The bill sets up another reason for reopening this verdict; that is, the charges of misconduct against the juror Wright. These charges have not been sustained.

At the healing the question of jurisdiction was not raised, nor is it raised in the pleadings. It has, however, been considered by the court. The first duty of a federal court is to inquire if a cause is within its jurisdiction. The complainant had lost all ground of relief at law when discovery was made of the-facts stated in the bill as ground for setting aside the verdict. This gives jurisdiction to this court sitting in equity. Knifong v. Hendricks, 3 Grat. 212; Lawless v. Reese, 3 Bibb, 486; Pelzer Manuf’g Co. v. Hamburg-Bremen Fire Ins.

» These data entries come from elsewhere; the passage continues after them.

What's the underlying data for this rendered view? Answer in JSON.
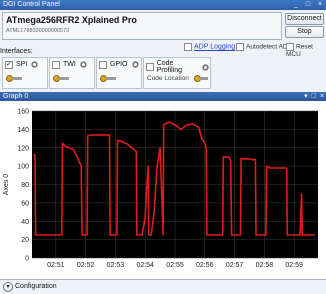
{
  "window": {
    "title": "DGI Control Panel",
    "buttons": [
      "_",
      "□",
      "×"
    ]
  },
  "device": {
    "name": "ATmega256RFR2 Xplained Pro",
    "serial": "ATML1788020000000573"
  },
  "buttons": {
    "disconnect": "Disconnect",
    "stop": "Stop"
  },
  "options": {
    "adp_logging": "ADP Logging",
    "autodetect_adp": "Autodetect ADP",
    "reset_mcu": "Reset MCU"
  },
  "interfaces": {
    "label": "Interfaces:",
    "items": [
      {
        "name": "SPI",
        "checked": true
      },
      {
        "name": "TWI",
        "checked": false
      },
      {
        "name": "GPIO",
        "checked": false
      }
    ],
    "code_profiling": {
      "name": "Code Profiling",
      "checked": false,
      "location_label": "Code Location"
    }
  },
  "graph": {
    "title": "Graph 0",
    "buttons": [
      "▾",
      "□",
      "×"
    ]
  },
  "configuration": {
    "label": "Configuration"
  },
  "chart_data": {
    "type": "line",
    "ylabel": "Axes 0",
    "xlabel": "",
    "ylim": [
      0,
      160
    ],
    "yticks": [
      0,
      20,
      40,
      60,
      80,
      100,
      120,
      140,
      160
    ],
    "xticks": [
      "02:51",
      "02:52",
      "02:53",
      "02:54",
      "02:55",
      "02:56",
      "02:57",
      "02:58",
      "02:59"
    ],
    "xlim": [
      50.2,
      59.8
    ],
    "grid": true,
    "colors": {
      "background": "#000000",
      "line": "#e01b1b",
      "grid": "#3a3a3a",
      "tick_text": "#222222"
    },
    "series": [
      {
        "name": "",
        "x": [
          50.25,
          50.3,
          50.32,
          50.5,
          50.7,
          51.1,
          51.2,
          51.22,
          51.3,
          51.6,
          51.85,
          51.88,
          52.0,
          52.05,
          52.07,
          52.2,
          52.6,
          52.8,
          52.82,
          53.0,
          53.05,
          53.07,
          53.2,
          53.4,
          53.7,
          53.72,
          53.9,
          54.0,
          54.05,
          54.1,
          54.12,
          54.2,
          54.3,
          54.4,
          54.5,
          54.6,
          54.62,
          54.8,
          55.0,
          55.2,
          55.4,
          55.6,
          55.8,
          55.9,
          56.0,
          56.05,
          56.07,
          56.1,
          56.3,
          56.5,
          56.6,
          56.62,
          56.8,
          56.85,
          56.87,
          56.9,
          57.0,
          57.1,
          57.2,
          57.22,
          57.3,
          57.5,
          57.6,
          57.7,
          57.72,
          57.8,
          57.9,
          58.0,
          58.05,
          58.07,
          58.2,
          58.4,
          58.6,
          58.75,
          58.77,
          58.85,
          59.0,
          59.1,
          59.2,
          59.25,
          59.27,
          59.4,
          59.7
        ],
        "y": [
          112,
          112,
          25,
          25,
          25,
          25,
          25,
          125,
          122,
          118,
          100,
          25,
          25,
          25,
          133,
          134,
          134,
          134,
          25,
          25,
          25,
          128,
          127,
          124,
          116,
          25,
          25,
          45,
          75,
          100,
          25,
          25,
          50,
          100,
          120,
          25,
          145,
          148,
          145,
          140,
          145,
          146,
          142,
          130,
          125,
          120,
          25,
          25,
          25,
          25,
          25,
          110,
          110,
          108,
          105,
          25,
          25,
          25,
          25,
          108,
          108,
          108,
          107,
          107,
          25,
          25,
          25,
          25,
          25,
          100,
          98,
          98,
          98,
          98,
          25,
          25,
          25,
          25,
          25,
          70,
          25,
          25,
          25
        ]
      }
    ]
  }
}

Co., 62 Fed. 1, 71 Fed. 826; Johnson v. Towsley, 13 Wall. 84; Marshall v. Holmes, 141 U. S. 598, 12 Sup. Ct. 62.

Another question was raised by the court at the hearing, not by any of the counsel. It was developed in the progress of the cause that the judgment at law had been carried to the supreme court of the United States on writ of error, and was there pending under a supersedeas. This question has been set at rest by Johnson v. Railway Co., 141 U. S. 610, 12 Sup. Ct. 124, following Parker v. Judges, 12 Wheat. 561. The circuit court sitting in equity can entertain a bill of this kind notwithstanding the writ of error. Let the injunction issue as prayed for in the bill. But, as it does not conclusively appear that the error committed by the defendant was with the design to corrupt the jury, the costs of the case will be paid by the complainant.